Since each data point in the training set essentially get to vote for its respective group, when called upon as a neighbor, we'll start with defining a function to count each point's vote.

In [8]:
# import the counter
from collections import Counter

def raw_majority_vote(labels):
    votes = Counter(labels)
    winner, _ = votes.most_common(1)[0]
    return(winner)

In [2]:
# Test it with some labels
test_label = ["cool", "uncool", "uncool", "uncool", "cool", "uncool", "cool", "uncool", "cool", "cool", "cool", "cool", "cool", "uncool", "cool"]

In [9]:
# Let's test it out
raw_majority_vote(test_label)

'cool'

Now that we went through the trouble of making a vote counter, we are presented with a situation where there are an equal number of votes. How do we handle those ties?

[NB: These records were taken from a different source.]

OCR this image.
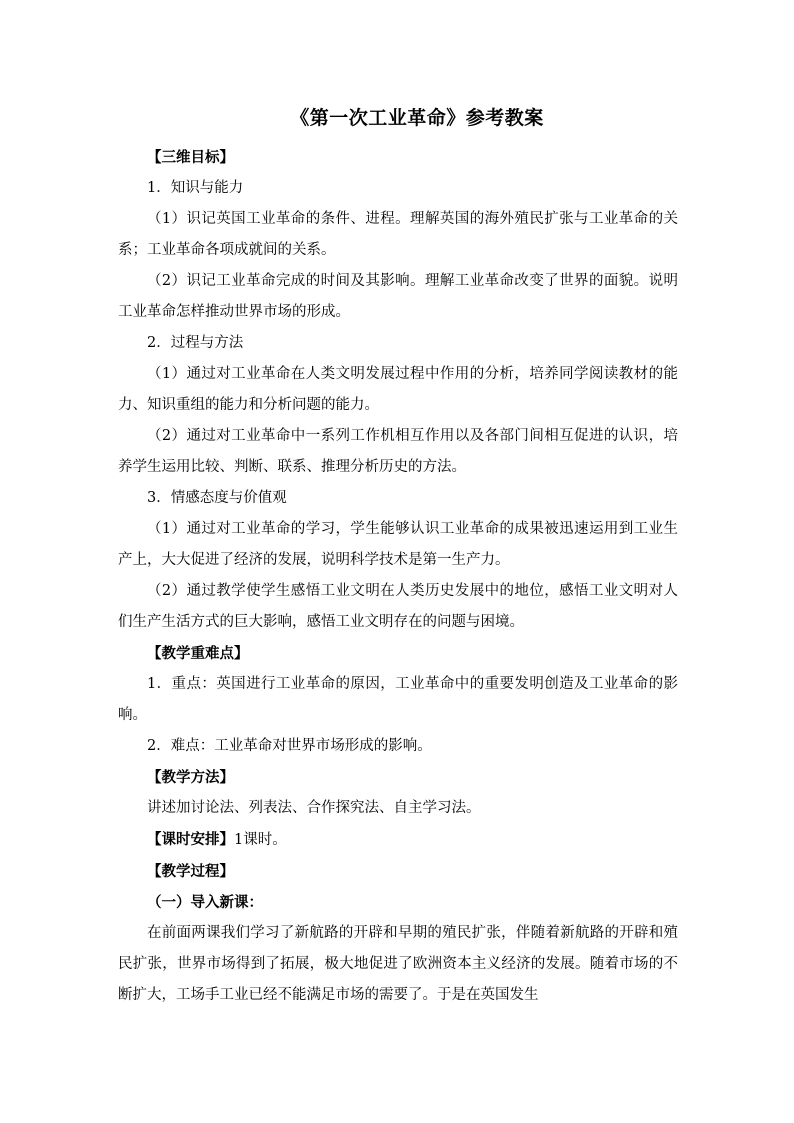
《第一次工业革命》参考教案

【三维目标】

1．知识与能力

（1）识记英国工业革命的条件、进程。理解英国的海外殖民扩张与工业革命的关系；工业革命各项成就间的关系。

（2）识记工业革命完成的时间及其影响。理解工业革命改变了世界的面貌。说明工业革命怎样推动世界市场的形成。

2．过程与方法

（1）通过对工业革命在人类文明发展过程中作用的分析，培养同学阅读教材的能力、知识重组的能力和分析问题的能力。

（2）通过对工业革命中一系列工作机相互作用以及各部门间相互促进的认识，培养学生运用比较、判断、联系、推理分析历史的方法。

3．情感态度与价值观

（1）通过对工业革命的学习，学生能够认识工业革命的成果被迅速运用到工业生产上，大大促进了经济的发展，说明科学技术是第一生产力。

（2）通过教学使学生感悟工业文明在人类历史发展中的地位，感悟工业文明对人们生产生活方式的巨大影响，感悟工业文明存在的问题与困境。

【教学重难点】

1．重点：英国进行工业革命的原因，工业革命中的重要发明创造及工业革命的影响。

2．难点：工业革命对世界市场形成的影响。

【教学方法】

讲述加讨论法、列表法、合作探究法、自主学习法。

【课时安排】1课时。

【教学过程】

（一）导入新课：

在前面两课我们学习了新航路的开辟和早期的殖民扩张，伴随着新航路的开辟和殖民扩张，世界市场得到了拓展，极大地促进了欧洲资本主义经济的发展。随着市场的不断扩大，工场手工业已经不能满足市场的需要了。于是在英国发生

One thing we could do with ties is consider data points near the point that needs a label, why not select some number of them? Call that number *k*. What if we take that number, *k*, of the data points closest to the one we wish to label and count their votes?

In [10]:
def majority_vote(labels):
    # function assumes labels are ordered from near to far
    vote_counts = Counter(labels)
    winner, winner_count = vote_counts.most_common(1)[0]
    num_winners = len([count
                      for count in vote_counts.values()
                      if count == winner_count])
    if num_winners == 1:
        return(winner) # for unique winner
    else:
        return(majority_vote(labels[:-1])) # reduce by lopping off the furthest away

In [12]:
# Test it out
majority_vote(test_label)

'cool'

By reducing it down, we give a means of creating a classifier for the *k*-nearest neighbors.

In [16]:
def knn_classify(k, labeled_points, new_point):
    # labeled points should be a pair (point, label), like an ordered pair (x, y)
    
    # order the labeled points from nearest to furthest
    by_distance = sorted(labeled_points,
                        key=lambda point, _: distance(point, new_point))
    
    # find labels for the k nearest neighbors
    k_nearest_labels = [labels for _, label in by_distance[:k]]
    
    # let 'em vote
    return(majority_vote(k_nearest_labels))